Seperti yang diberitakan Aids Watch Indonesia (2013) bahwa diskriminasi terhadap ODHA  tidak hanya terjadi pada ODHA yang masih hidup saja, tetapi diskriminasi ini juga terjadi pada ODHA yang telah meninggal. Masyarakat masih banyak yang tidak mau memandikan jenazah ODHA, padahal memandikan jenazah merupakan bagian penting dari proses pemakaman di Kota Bandung yang mayoritas beragama Islam. Kasus diskriminasi terhadap jenazah ODHA ini pernah terjadi di Bandung.

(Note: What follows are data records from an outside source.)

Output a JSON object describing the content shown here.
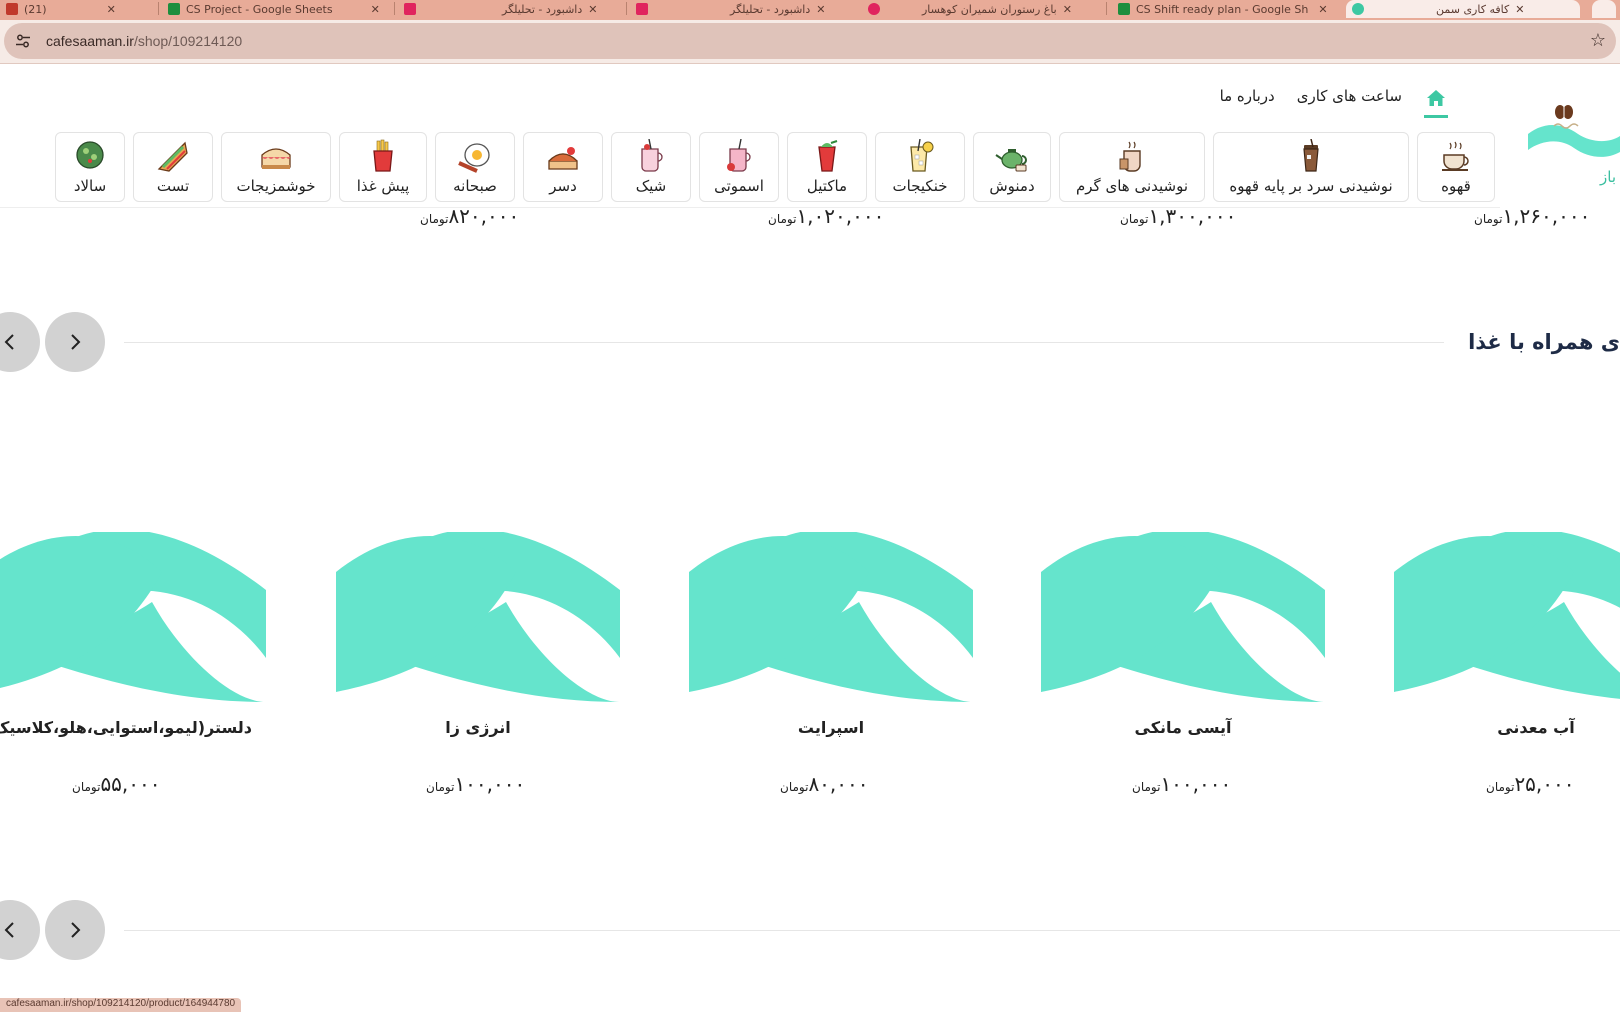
{
  "browser": {
    "tabs": [
      {
        "label": "(21)",
        "favicon_color": "#c0392b"
      },
      {
        "label": "CS Project - Google Sheets",
        "favicon_color": "#1e8e3e"
      },
      {
        "label": "داشبورد - تحلیلگر",
        "favicon_color": "#e0245e"
      },
      {
        "label": "داشبورد - تحلیلگر",
        "favicon_color": "#e0245e"
      },
      {
        "label": "باغ رستوران شمیران کوهسار",
        "favicon_color": "#e0245e"
      },
      {
        "label": "CS Shift ready plan - Google Sh",
        "favicon_color": "#1e8e3e"
      },
      {
        "label": "کافه کاری سمن",
        "favicon_color": "#3dc8a3"
      }
    ],
    "url_host": "cafesaaman.ir",
    "url_path": "/shop/109214120",
    "status_url": "cafesaaman.ir/shop/109214120/product/164944780"
  },
  "header": {
    "logo_badge": "باز",
    "nav": [
      {
        "label": "ساعت های کاری"
      },
      {
        "label": "درباره ما"
      }
    ]
  },
  "categories": [
    {
      "label": "قهوه",
      "icon": "coffee-cup-icon"
    },
    {
      "label": "نوشیدنی سرد بر پایه قهوه",
      "icon": "iced-coffee-icon"
    },
    {
      "label": "نوشیدنی های گرم",
      "icon": "hot-drink-icon"
    },
    {
      "label": "دمنوش",
      "icon": "teapot-icon"
    },
    {
      "label": "خنکیجات",
      "icon": "lemonade-icon"
    },
    {
      "label": "ماکتیل",
      "icon": "mocktail-icon"
    },
    {
      "label": "اسموتی",
      "icon": "smoothie-icon"
    },
    {
      "label": "شیک",
      "icon": "shake-icon"
    },
    {
      "label": "دسر",
      "icon": "dessert-icon"
    },
    {
      "label": "صبحانه",
      "icon": "breakfast-icon"
    },
    {
      "label": "پیش غذا",
      "icon": "fries-icon"
    },
    {
      "label": "خوشمزیجات",
      "icon": "cake-icon"
    },
    {
      "label": "تست",
      "icon": "toast-icon"
    },
    {
      "label": "سالاد",
      "icon": "salad-icon"
    }
  ],
  "previous_prices": [
    {
      "amount": "۱,۲۶۰,۰۰۰",
      "currency": "تومان"
    },
    {
      "amount": "۱,۳۰۰,۰۰۰",
      "currency": "تومان"
    },
    {
      "amount": "۱,۰۲۰,۰۰۰",
      "currency": "تومان"
    },
    {
      "amount": "۸۲۰,۰۰۰",
      "currency": "تومان"
    }
  ],
  "section": {
    "title": "ی همراه با غذا",
    "products": [
      {
        "name": "آب معدنی",
        "price": "۲۵,۰۰۰",
        "currency": "تومان"
      },
      {
        "name": "آیسی مانکی",
        "price": "۱۰۰,۰۰۰",
        "currency": "تومان"
      },
      {
        "name": "اسپرایت",
        "price": "۸۰,۰۰۰",
        "currency": "تومان"
      },
      {
        "name": "انرژی زا",
        "price": "۱۰۰,۰۰۰",
        "currency": "تومان"
      },
      {
        "name": "دلستر(لیمو،استوایی،هلو،کلاسیک)",
        "price": "۵۵,۰۰۰",
        "currency": "تومان"
      }
    ]
  },
  "colors": {
    "brand_teal": "#65e4cc",
    "accent": "#3dc8a3",
    "title_navy": "#1e2b46"
  }
}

Ketika ada warga yang meninggal akibat terinfeksi HIV AIDS, warga yang lainnya tidak mau memandikan jenazah tersebut kerena takut tertular HIV/AIDS. 

Stigma berasal dari bahasa Yunani yang berarti tanda yang disematkan pada tubuh untuk menunjukkan bahwa orang yang dimaksud telah melakukan perbuatan imoral (Pharris A, Hua NP, Tishelman C, Marrone G, Chuc NTK, Brugha R, et al, 2011;11). Menurut Herek, Stigma terkait AIDS adalah segala persangkaan, penghinaan dan diskriminasi yang ditujukan kepada ODHA serta individu, kelompok atau komunitas yang berhubungan dengan ODHA tersebut. (Herek GM, Capitanjo JP, Widaman KF. 2002;92(3):371-7). Diskriminasi merupakan aksi atau tindakan yang berasal dari munculnya stigma dan langsung ditujukan kepada orang yang terstigma. (UNAIDS  2005)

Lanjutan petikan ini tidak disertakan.